NASHVILLE — Eben Rosenthal and Guolan Lu developed single-cell spatial pharmacobiology (SSP), a platform that visualizes drug-tumor interactions in human solid tumors, according to a study published in Nature Biotechnology in 2026. The study, titled “Single-cell spatial pharmacobiology identifies conserved stromal barriers to therapeutic antibody delivery in human solid tumors,” introduces SSP as a tool to measure drug delivery and signaling within tumors.
SSP enables researchers to examine how a drug distributes inside a tumor, which cell types it interacts with, how strongly it engages its molecular target, and how the architecture of the tumor microenvironment affects its delivery and activity. “SSP allows examination of how the drug distributes within the tumor, the cell types with which it interacts, how strongly it engages its molecular target, and how the architecture of the tumor microenvironment shapes its delivery and activity,” Rosenthal said.

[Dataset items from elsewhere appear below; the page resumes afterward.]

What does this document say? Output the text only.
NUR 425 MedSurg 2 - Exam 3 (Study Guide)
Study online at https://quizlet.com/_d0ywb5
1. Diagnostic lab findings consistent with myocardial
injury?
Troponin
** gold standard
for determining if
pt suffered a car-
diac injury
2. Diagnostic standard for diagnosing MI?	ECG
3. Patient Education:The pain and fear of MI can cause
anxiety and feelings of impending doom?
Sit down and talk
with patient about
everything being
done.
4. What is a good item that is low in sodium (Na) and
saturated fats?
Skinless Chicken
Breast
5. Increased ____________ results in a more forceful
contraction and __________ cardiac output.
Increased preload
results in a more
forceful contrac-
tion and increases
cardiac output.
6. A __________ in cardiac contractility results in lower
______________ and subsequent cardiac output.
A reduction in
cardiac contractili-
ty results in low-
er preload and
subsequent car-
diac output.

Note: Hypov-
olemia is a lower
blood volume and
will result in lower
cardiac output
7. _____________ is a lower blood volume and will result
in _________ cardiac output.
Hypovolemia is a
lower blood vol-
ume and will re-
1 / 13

Research using the platform revealed pronounced spatial heterogeneity—uneven physical distribution—in drug delivery and target engagement across different tumor types. Current pharmacological tools and imaging methods fall short in clarifying whether drugs fail because they cannot reach the tumor or because they lack sufficient activity once inside. “Current pharmacology tools and imaging methodologies do not provide the answers needed to understand which drugs fail due to poor delivery and which fail due to insufficient activity upon entering the tumor.”
The dense stromal architecture—the noncancerous tissue surrounding a tumor—acts as a physical barrier that blocks drugs from penetrating the tumor, according to Rosenthal. “The dense stromal architecture, or the noncancerous tissue surrounding a tumor, acts as a physical barrier to keep drugs out of the tumor.” By directly measuring drug delivery at the site of targeted antibody therapy, SSP can distinguish between tumor regions that are biologically unresponsive and those merely underexposed to the therapeutic agent. “By directly measuring drug delivery at the site of targeted antibody therapy, SSP can distinguish tumor regions that are biologically unresponsive from those that are simply underexposed to the agent.”

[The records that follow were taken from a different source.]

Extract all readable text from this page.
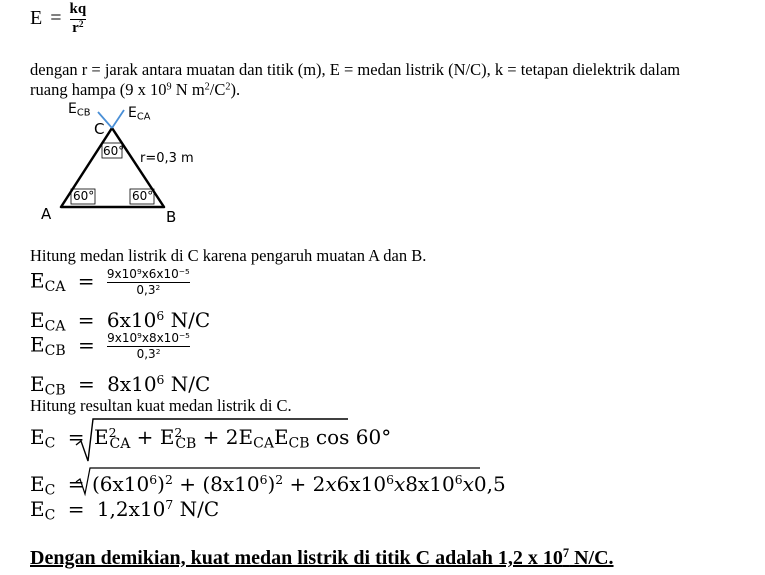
$E = \frac{kq}{r^2}$
dengan r = jarak antara muatan dan titik (m), E = medan listrik (N/C), k = tetapan dielektrik dalam
ruang hampa (9 x $10^9$ N $m^2/C^2$).
$E_{CB}$	$E_{CA}$
C
60° r=0,3 m
60°	60°
A	B
Hitung medan listrik di C karena pengaruh muatan A dan B.
$E_{CA} = \frac{9x10^9x6x10^{-5}}{0,3^2}$
$E_{CA} = 6x10^6$ N/C
$E_{CB} = \frac{9x10^9x8x10^{-5}}{0,3^2}$
$E_{CB} = 8x10^6$ N/C
Hitung resultan kuat medan listrik di C.
$E_C = E^2_{CA} + E^2_{CB} + 2E_{CA}E_{CB}$ cos 60°
$E_C = (6x10^6)^2 + (8x10^6)^2 + 2x6x10^6x8x10^6x0,5$
$E_C = 1,2x10^7$ N/C
Dengan demikian, kuat medan listrik di titik C adalah 1,2 x $10^7$ N/C.
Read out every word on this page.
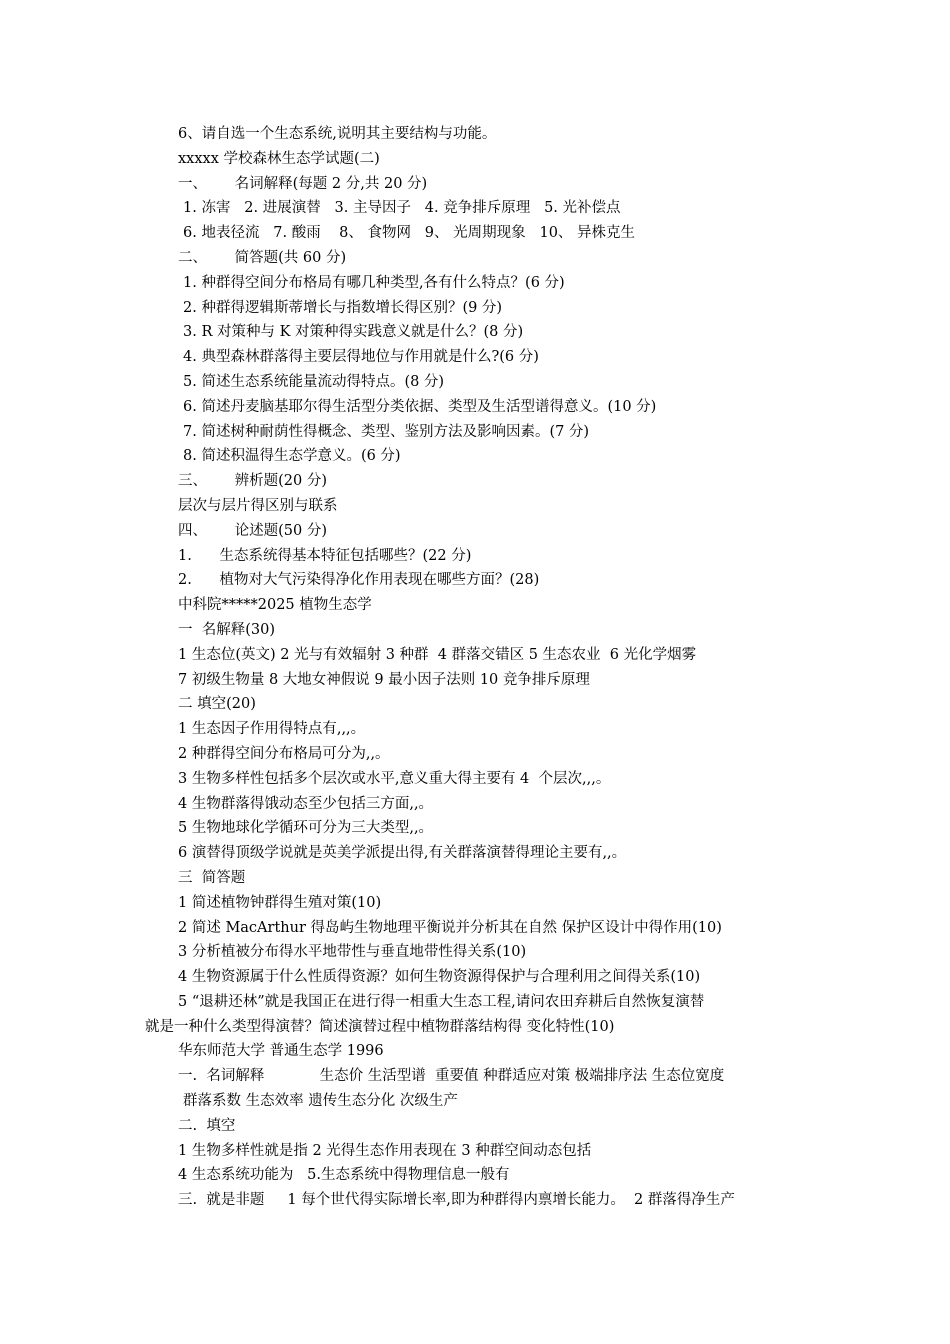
6、请自选一个生态系统,说明其主要结构与功能。
xxxxx 学校森林生态学试题(二)
一、      名词解释(每题 2 分,共 20 分)
1. 冻害   2. 进展演替   3. 主导因子   4. 竞争排斥原理   5. 光补偿点
6. 地表径流   7. 酸雨    8、 食物网   9、 光周期现象   10、 异株克生
二、      简答题(共 60 分)
1. 种群得空间分布格局有哪几种类型,各有什么特点？(6 分)
2. 种群得逻辑斯蒂增长与指数增长得区别？(9 分)
3. R 对策种与 K 对策种得实践意义就是什么？(8 分)
4. 典型森林群落得主要层得地位与作用就是什么?(6 分)
5. 简述生态系统能量流动得特点。(8 分)
6. 简述丹麦脑基耶尔得生活型分类依据、类型及生活型谱得意义。(10 分)
7. 简述树种耐荫性得概念、类型、鉴别方法及影响因素。(7 分)
8. 简述积温得生态学意义。(6 分)
三、      辨析题(20 分)
层次与层片得区别与联系
四、      论述题(50 分)
1.      生态系统得基本特征包括哪些？(22 分)
2.      植物对大气污染得净化作用表现在哪些方面？(28)
中科院*****2025 植物生态学
一  名解释(30)
1 生态位(英文) 2 光与有效辐射 3 种群  4 群落交错区 5 生态农业  6 光化学烟雾
7 初级生物量 8 大地女神假说 9 最小因子法则 10 竞争排斥原理
二 填空(20)
1 生态因子作用得特点有,,,。
2 种群得空间分布格局可分为,,。
3 生物多样性包括多个层次或水平,意义重大得主要有 4  个层次,,,。
4 生物群落得饿动态至少包括三方面,,。
5 生物地球化学循环可分为三大类型,,。
6 演替得顶级学说就是英美学派提出得,有关群落演替得理论主要有,,。
三  简答题
1 简述植物钟群得生殖对策(10)
2 简述 MacArthur 得岛屿生物地理平衡说并分析其在自然 保护区设计中得作用(10)
3 分析植被分布得水平地带性与垂直地带性得关系(10)
4 生物资源属于什么性质得资源？如何生物资源得保护与合理利用之间得关系(10)
5 “退耕还林”就是我国正在进行得一相重大生态工程,请问农田弃耕后自然恢复演替
就是一种什么类型得演替？简述演替过程中植物群落结构得 变化特性(10)
华东师范大学 普通生态学 1996
一.  名词解释            生态价 生活型谱  重要值 种群适应对策 极端排序法 生态位宽度
群落系数 生态效率 遗传生态分化 次级生产
二.  填空
1 生物多样性就是指 2 光得生态作用表现在 3 种群空间动态包括
4 生态系统功能为   5.生态系统中得物理信息一般有
三.  就是非题     1 每个世代得实际增长率,即为种群得内禀增长能力。  2 群落得净生产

The research incorporated data from Phase 1 clinical trials using panitumumab-IRDye800CW, an antibody under investigation for fluorescence-guided surgery. Rosenthal, the Barry and Amy Baker Professor and Chair of the Department of Otolaryngology-Head and Neck Surgery at Vanderbilt Health, has focused on advancing fluorescence imaging in cancer research and surgery. Lu, of Stanford University School of Medicine, is a co-author of the paper. Additional validation in larger patient cohorts could further establish SSP’s utility in identifying barriers to drug efficacy, he noted. The work was supported by National Institutes of Health grants R01CA239257, R01CA266233, and R01CA279249.